Airborne Kingdom makes city-building magical and imaginative
City-building games can be fun and relaxing, but putting that experience in the sky makes the experience feel more magical.
Airborne kingdom takes elements of city sims and strategy games and attaches them to a tantalizing hook. Your city is a kingdom in the sky, and you fly around the world looking for resources and recruits as you expand your floating fortress. It's launching on PC later this year via the Epic Games Store.
Development studio The Wandering Band showed me a remote demo of Airborne Kingdom in action, and I'm impressed with both the imagination on display and the scale of the adventure.
Show me the world
Airborne Kingdom stands out for its beauty. The visuals have a painterly quality. The world below you looks like a detailed map, with the names of cities and other points of interests scattered around the land and sea.
And then there's your flying city. Like the map below, it has an old-world quality to its look. But more than anything, it's fun to watch your ship grow from a little hub to a giant kingdom. Since your city is in the sky, each new building must be connected to another structure, be it another building or path.
Say your city needs houses for your citizens. That's pretty standard stuff for the genre. But it becomes more interesting when you have to place these houses thousands of feet in the sky. Sure, you need resources to create houses, but you also have to worry about things like balance. If you build too much on one side without creating any means for lift, your kingdom may begin tilt. This can create unhappy workers, which makes it hard to recruit new citizens. You don't have to worry about your kingdom titling so far over that it will fall to the ground, but an uneven city will make it difficult to expand and keep productive.
And then there's the tricky task of securing resources to make buildings like houses. Since you're in the sky, you can't just send your workers out on foot. Instead, you build a hangar, which houses small planes that they use to reach resource deposits on the ground. A core part of Airborne Kingdom focuses on exploring the world so that you can find things like wood and coal. And as you're farming those resources, you'll want to try to keep your kingdom close by so that your workers don't have to take long trips back and forth from your city.
You'll need resources for more than just building. Coal is important for keeping your city afloat. So you need to be aware of how much coal you have while exploring or gathering other materials. Your dependency on coal can change depending on which technologies you invest in and build. Balloons, for example, do not require any coal. You can also build flapping wings that workers can operate, so you're using your population as a resource instead of coal. But if you're depending on propellers and jets to keep your kingdom airborne, you'll be needing a good amount of coal.
Recruiting and rebuilding
But you don't just grow your kingdom by gathering resources and making new buildings. You also need to increase your population. You can find new recruits from settlements scattered across the randomly generated map.
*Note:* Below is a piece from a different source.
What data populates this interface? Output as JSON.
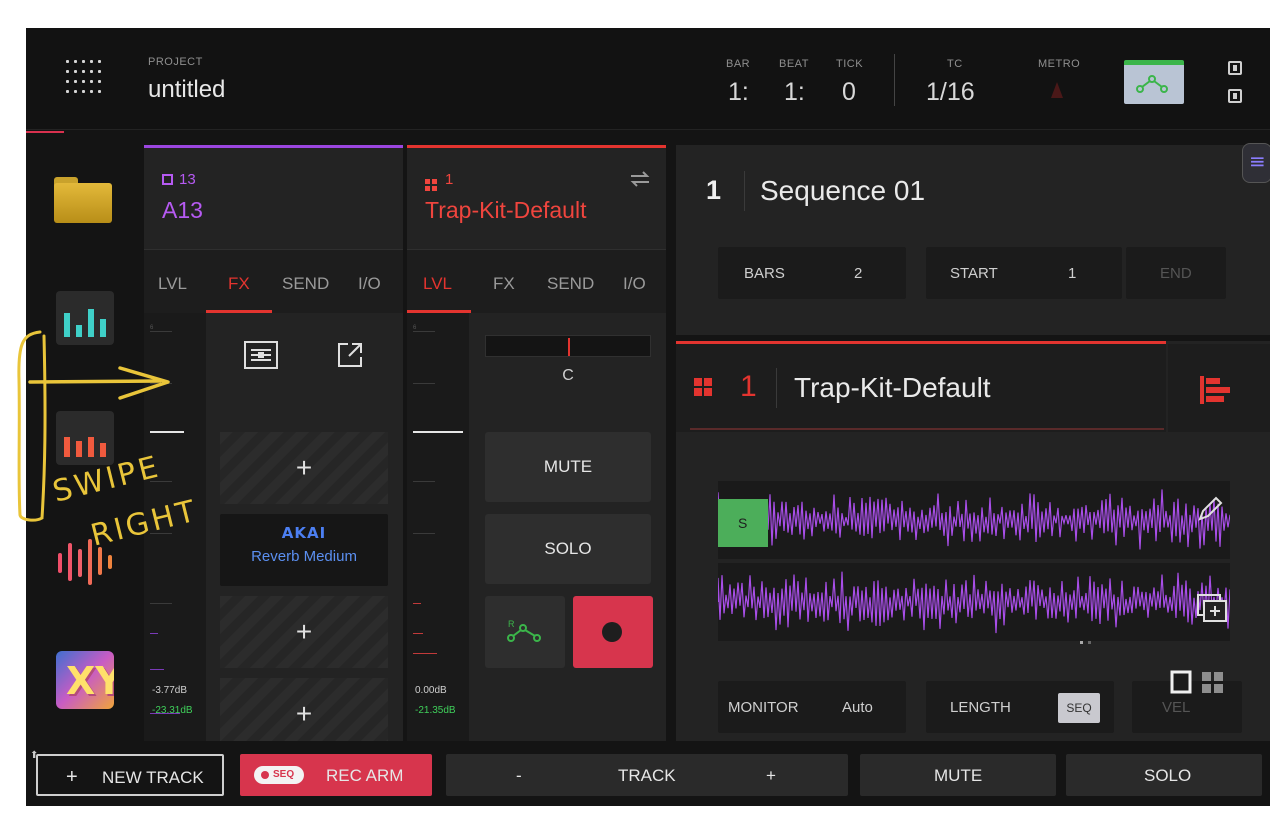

Each person will have a requirement before joining. Some may not join unless your current workers are at a certain level of happiness.
Aside from settlements, you'll also come across large land-based kingdoms. These are core to the main win condition. The map contains 15 of these kingdoms, and your goal is to unite them all. When you find one, they'll have quests for you. They may ask you to help build them a conservatory, which requires you to give up some resources and lend some workers. After completing some quests, you'll get the kingdom on your side (and probably pick up a few new civilians).
These kingdoms are also key to acquiring new technologies. As you explore the world, you'll come across relics. At kingdoms, you can trade these relics for new blueprints. Those unlock new technologies, which can help increase the lift or speed of your kingdom, making your use of resources more efficient and making it possible for more expansion.
That's the basic gameplay loop of Airborne Kingdom. You explore the world searching for resources and relics while expanding your city and gaining the allegiances of the 15 kingdoms. And all along the way, you get the satisfaction of seeing your flying civilization grow.
Airborne Kingdom looks like an exciting, gorgeous take on the classic city-builder, giving players a greater incentive for exploration than you sometimes see in the genre. I have a feeling that this game will have more than enough to keep a player's interest afloat.